Для начала мы рассмотрим наш мозг. Одна из ведущих теорий нашей эволюции – ее автор археолог Ричард Клейн – утверждает, что мы стали “современными” в один миг и причиной тому послужила мутация, которая активизировала работу мозга, а это, в свою очередь, немедленно привело к формированию “современного” поведения. Это событие относится ко времени около 50 тысяч лет назад. Примерно то же утверждает и нейробиолог Фред Превич: он подчеркивает важность нейромедиатора дофамина в обслуживании творческого мышления и предполагает, что у человека критический уровень дофамина был достигнут около 80 тысяч лет назад, после чего эволюция быстро модернизировала поведение. К превеликому сожалению, у нас практически нет возможности проверить подобные гипотезы на ископаемом материале. Все, что у нас есть, – это форма черепа, виртуальная реконструкция его внутренней поверхности, откуда мы можем представить форму, внешнее строение древнего мозга и пропорции его частей. Но такая реконструкция ничего не скажет о скрытой работе нейронных сетей и потенциалах некогда живого мозга, и ничего о миллиардах слагавших его клеток.
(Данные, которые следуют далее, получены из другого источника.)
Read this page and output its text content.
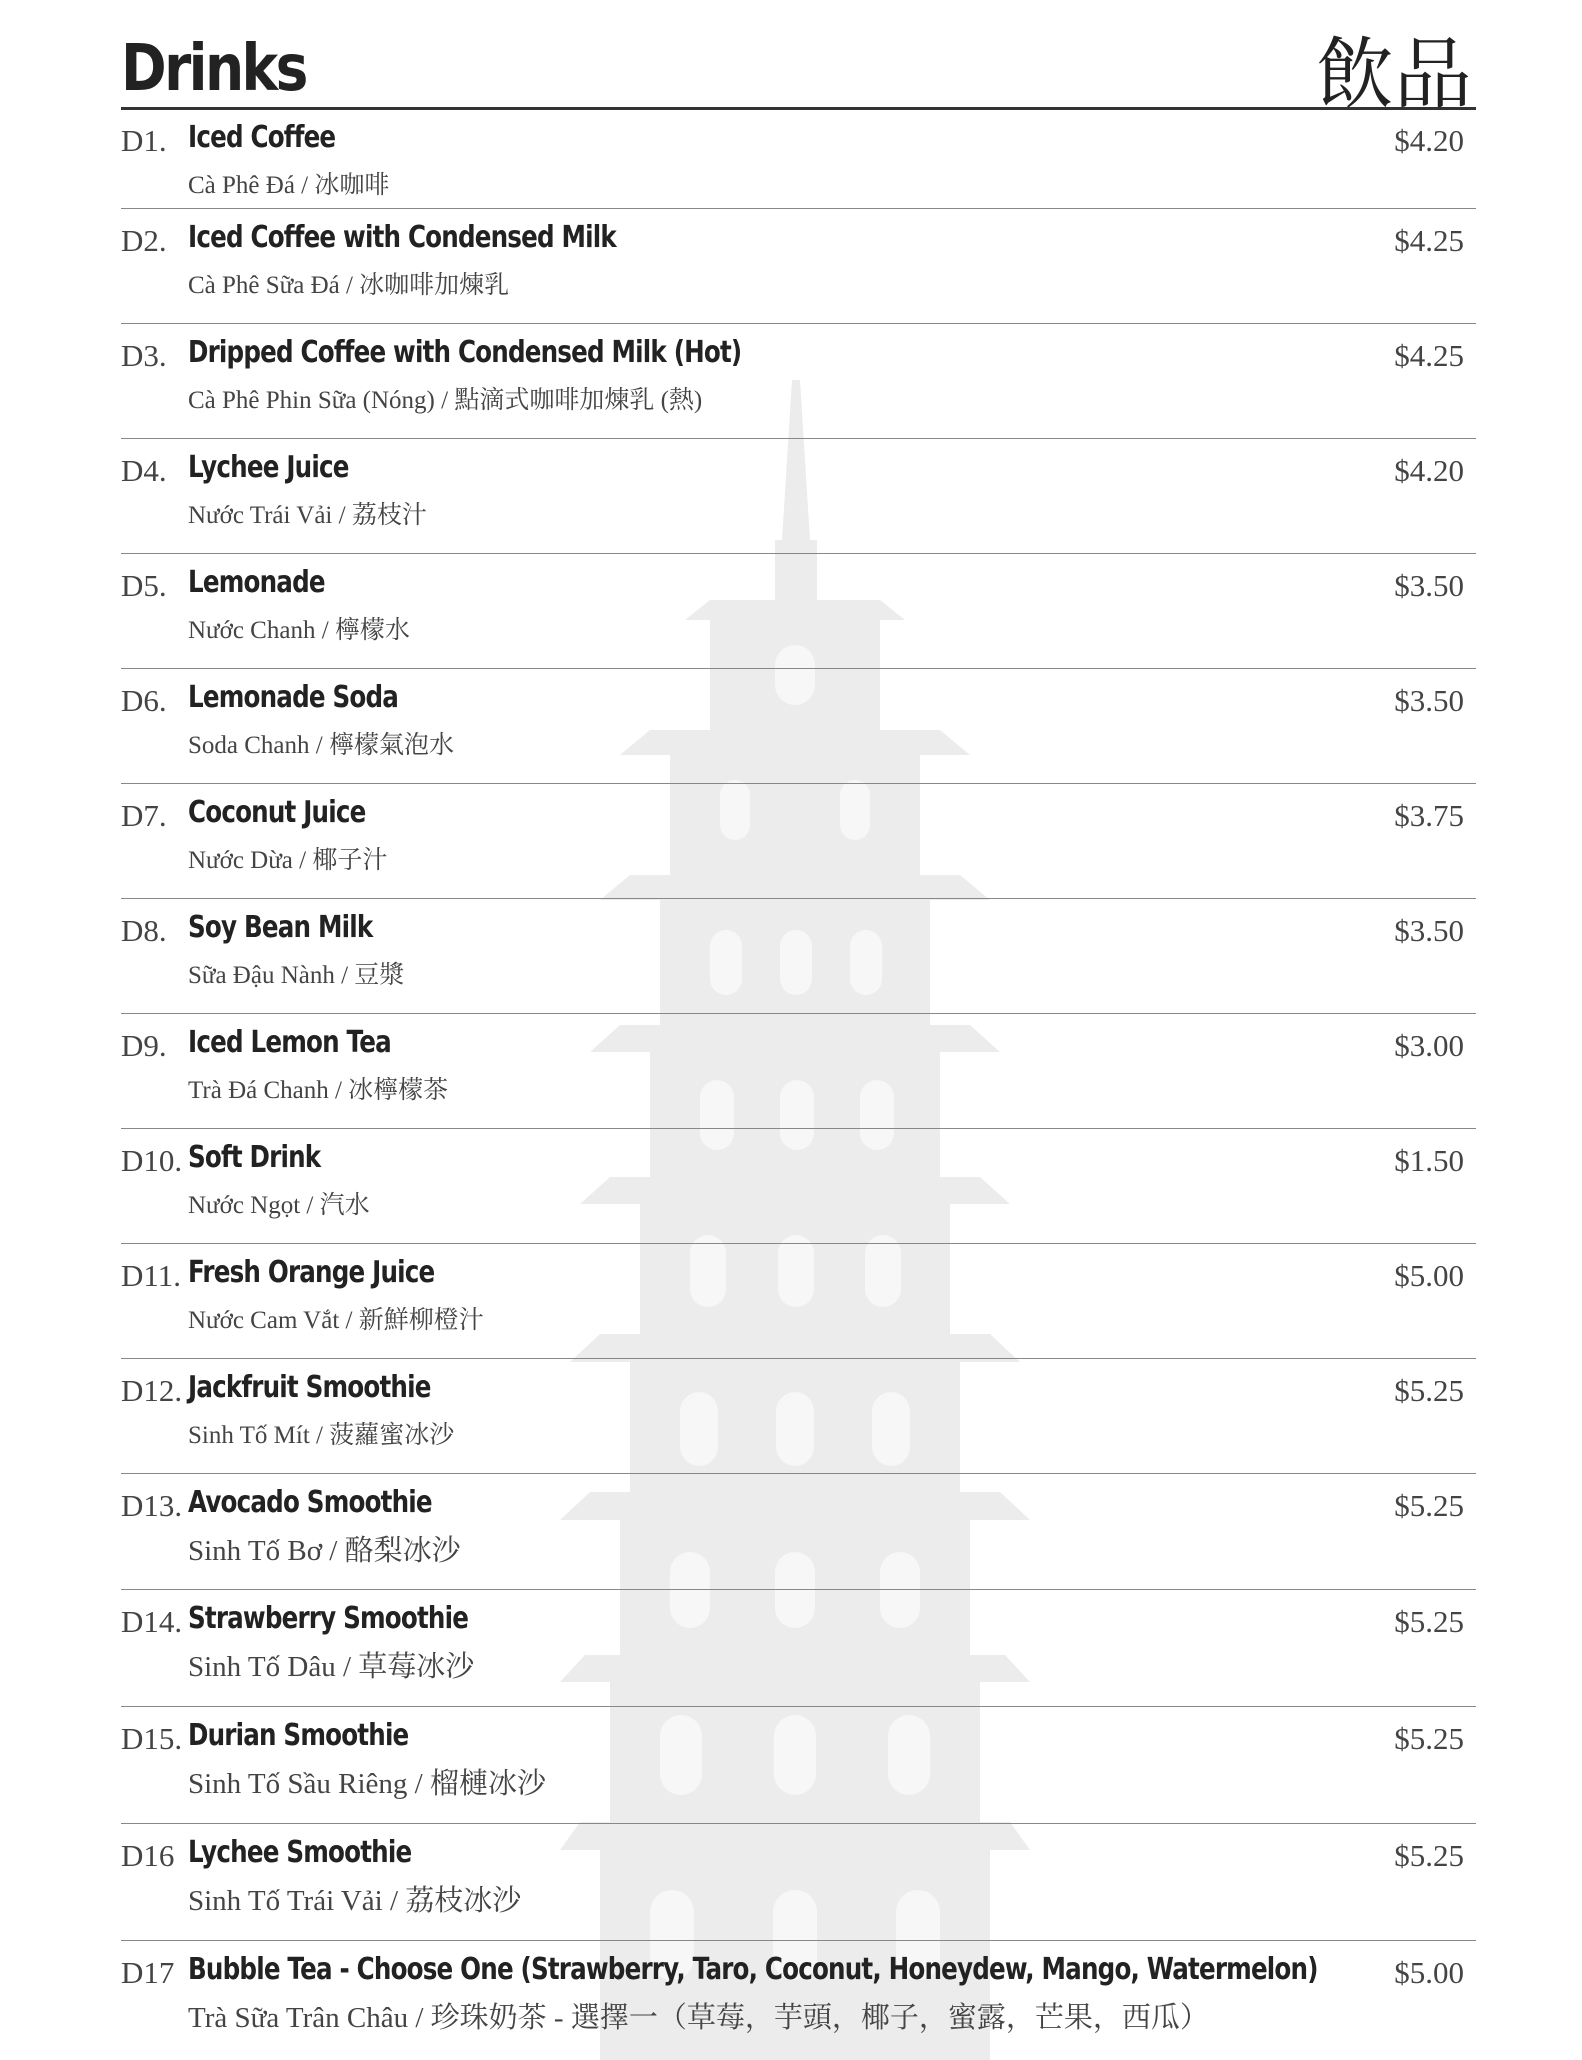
Drinks	飲品
D1. Iced Coffee
Cà Phê Đá / 冰咖啡
$4.20
D2. Iced Coffee with Condensed Milk
Cà Phê Sữa Đá / 冰咖啡加煉乳
$4.25
D3. Dripped Coffee with Condensed Milk (Hot)
Cà Phê Phin Sữa (Nóng) / 點滴式咖啡加煉乳 (熱)
$4.25
D4. Lychee Juice
Nước Trái Vải / 荔枝汁
$4.20
D5. Lemonade
Nước Chanh / 檸檬水
$3.50
D6. Lemonade Soda
Soda Chanh / 檸檬氣泡水
$3.50
D7. Coconut Juice
Nước Dừa / 椰子汁
$3.75
D8. Soy Bean Milk
Sữa Đậu Nành / 豆漿
$3.50
D9. Iced Lemon Tea
Trà Đá Chanh / 冰檸檬茶
$3.00
D10. Soft Drink
Nước Ngọt / 汽水
$1.50
D11. Fresh Orange Juice
Nước Cam Vắt / 新鮮柳橙汁
$5.00
D12. Jackfruit Smoothie
Sinh Tố Mít / 菠蘿蜜冰沙
$5.25
D13. Avocado Smoothie
Sinh Tố Bơ / 酪梨冰沙
$5.25
D14. Strawberry Smoothie
Sinh Tố Dâu / 草莓冰沙
$5.25
D15. Durian Smoothie
Sinh Tố Sầu Riêng / 榴槤冰沙
$5.25
D16 Lychee Smoothie
Sinh Tố Trái Vải / 荔枝冰沙
$5.25
D17 Bubble Tea - Choose One (Strawberry, Taro, Coconut, Honeydew, Mango, Watermelon)
Trà Sữa Trân Châu / 珍珠奶茶 - 選擇一（草莓，芋頭，椰子，蜜露，芒果，西瓜）
$5.00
По ископаемым остаткам мы можем, однако, заключить, что в ходе эволюции увеличивался объем человеческого мозга относительно массы тела (это соотношение известно как индекс энцефализации, EQ). У ранних людей индекс энцефализации составлял около 3,4–3,8, и это включая гейдельбергских людей, у которых голова была примерно такого же размера, как у современных, но тело при этом крупнее. У более продвинутых людей, как, например, у наших африканских прародителей, живших 200 тысяч лет назад и раньше, или у неандертальцев, EQ был уже 4,3–4,8. А когда доходит дело до ранних современных людей из Схула и Кафзеха и до кроманьонцев, то их EQ оказывается уже 5,3–5,4.
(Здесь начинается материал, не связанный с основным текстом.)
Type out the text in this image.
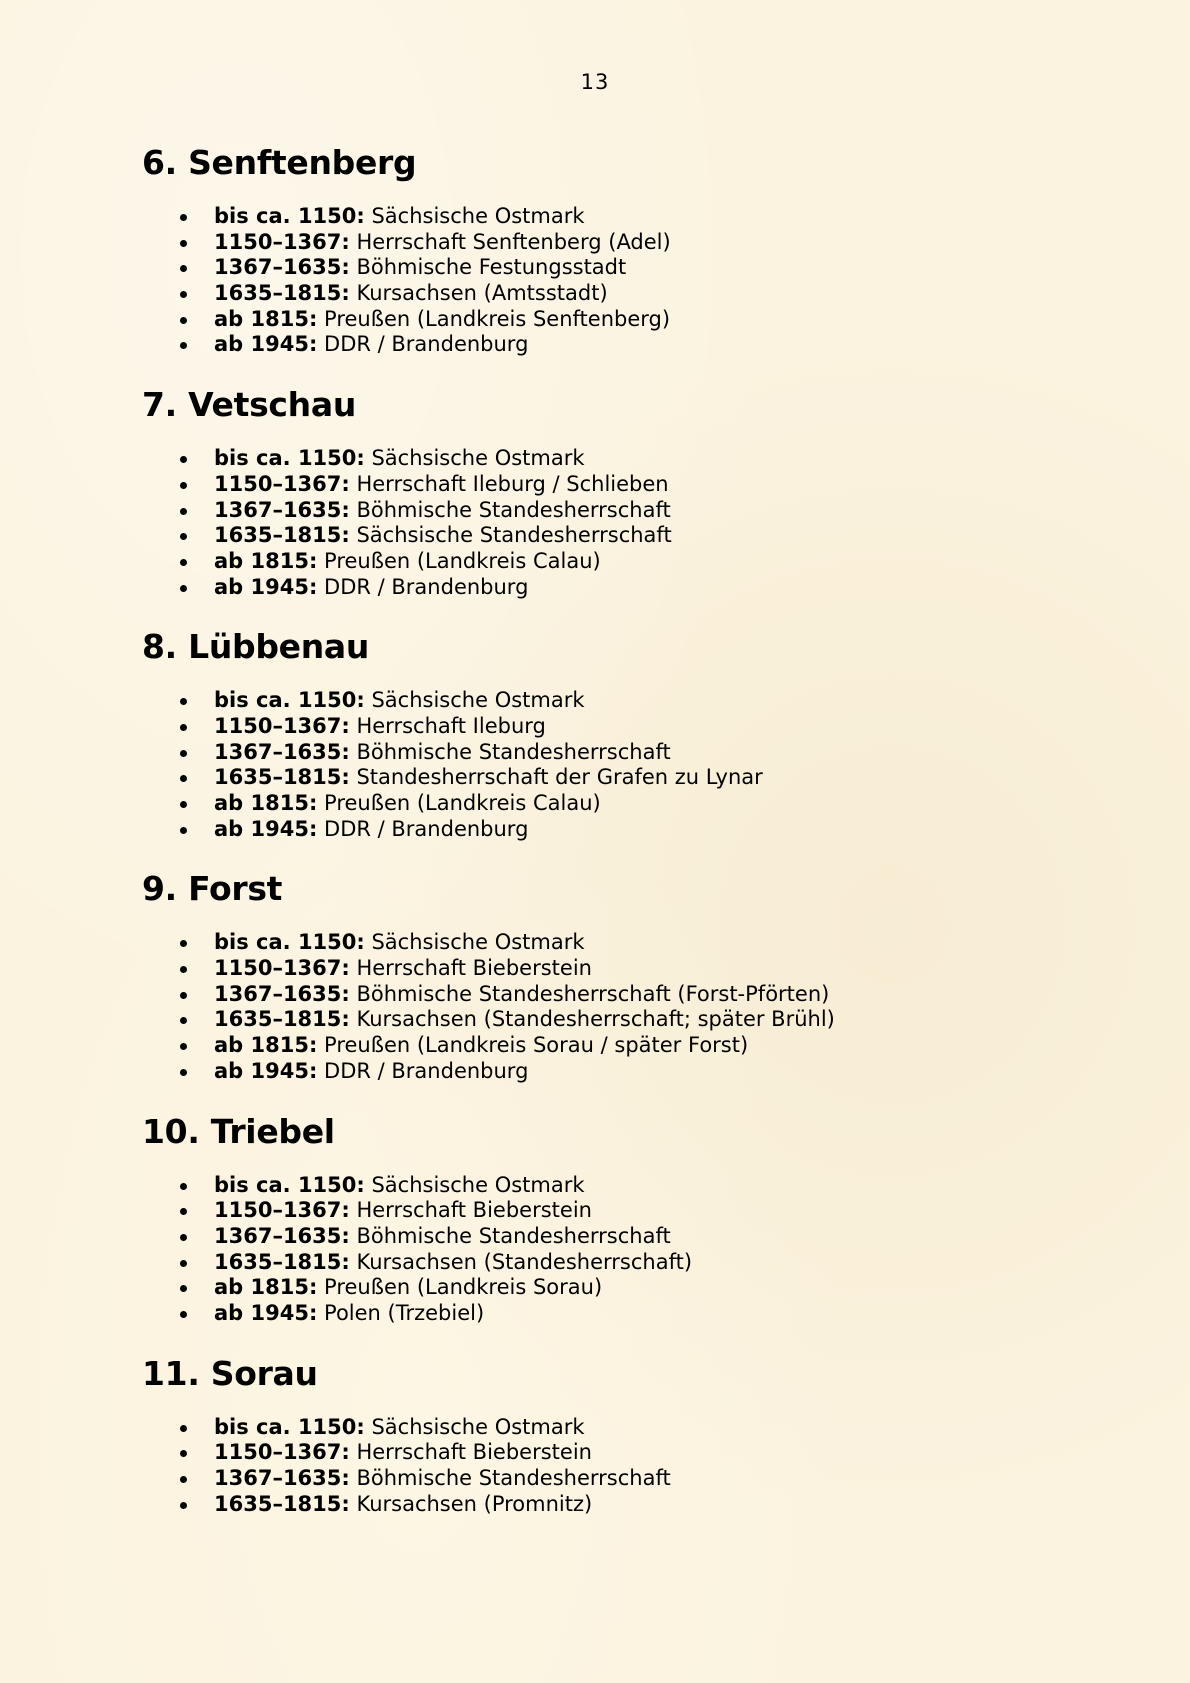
13
6. Senftenberg
bis ca. 1150: Sächsische Ostmark
1150–1367: Herrschaft Senftenberg (Adel)
1367–1635: Böhmische Festungsstadt
1635–1815: Kursachsen (Amtsstadt)
ab 1815: Preußen (Landkreis Senftenberg)
ab 1945: DDR / Brandenburg
7. Vetschau
bis ca. 1150: Sächsische Ostmark
1150–1367: Herrschaft Ileburg / Schlieben
1367–1635: Böhmische Standesherrschaft
1635–1815: Sächsische Standesherrschaft
ab 1815: Preußen (Landkreis Calau)
ab 1945: DDR / Brandenburg
8. Lübbenau
bis ca. 1150: Sächsische Ostmark
1150–1367: Herrschaft Ileburg
1367–1635: Böhmische Standesherrschaft
1635–1815: Standesherrschaft der Grafen zu Lynar
ab 1815: Preußen (Landkreis Calau)
ab 1945: DDR / Brandenburg
9. Forst
bis ca. 1150: Sächsische Ostmark
1150–1367: Herrschaft Bieberstein
1367–1635: Böhmische Standesherrschaft (Forst-Pförten)
1635–1815: Kursachsen (Standesherrschaft; später Brühl)
ab 1815: Preußen (Landkreis Sorau / später Forst)
ab 1945: DDR / Brandenburg
10. Triebel
bis ca. 1150: Sächsische Ostmark
1150–1367: Herrschaft Bieberstein
1367–1635: Böhmische Standesherrschaft
1635–1815: Kursachsen (Standesherrschaft)
ab 1815: Preußen (Landkreis Sorau)
ab 1945: Polen (Trzebiel)
11. Sorau
bis ca. 1150: Sächsische Ostmark
1150–1367: Herrschaft Bieberstein
1367–1635: Böhmische Standesherrschaft
1635–1815: Kursachsen (Promnitz)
На этом уровне EQ современного человека с тех пор и удерживается или даже чуточку уменьшается. Но для мозга, как и для многих других частей тела и органов, размер – это далеко не все. Чтобы настроиться на орудийную деятельность и речь, в мозге многое должно было поменяться. Вспомним, что для увеличения поверхности внешнего слоя коры (серого вещества, которое состоит из тел нервных клеток, связанных в плотную сеть) сформировались сложные складки и впячивания; таким образом, поверхность мозга получилась в четыре раза больше, чем у шимпанзе, хотя объем увеличился не настолько. Есть немало попыток тщательно изучить следы этих складок (извилин) и впячиваний (борозд) на внутренней поверхности ископаемых черепов, но такие следы почти всегда едва различимы, и их трудно интерпретировать. Вот, например, когда в прошлом веке исследовали подложный пилтдаунский череп, в нем усматривали множество обезьяноподобных признаков, но мы же теперь знаем, что это череп человека, причем жившего не так давно. Так что все измышления были желанными заблуждениями или просто фантазиями, я даже назвал эти старые работы френологией – было такое псевдонаучное направление. Но для изучения мозга у нас есть и другой подход, гораздо надежнее, чем искать следы борозд и извилин. Он ориентируется на пропорции разных отделов мозга, а их нетрудно получить на основе сохранной внутренней поверхности черепной коробки или по КТ-реконструкциям.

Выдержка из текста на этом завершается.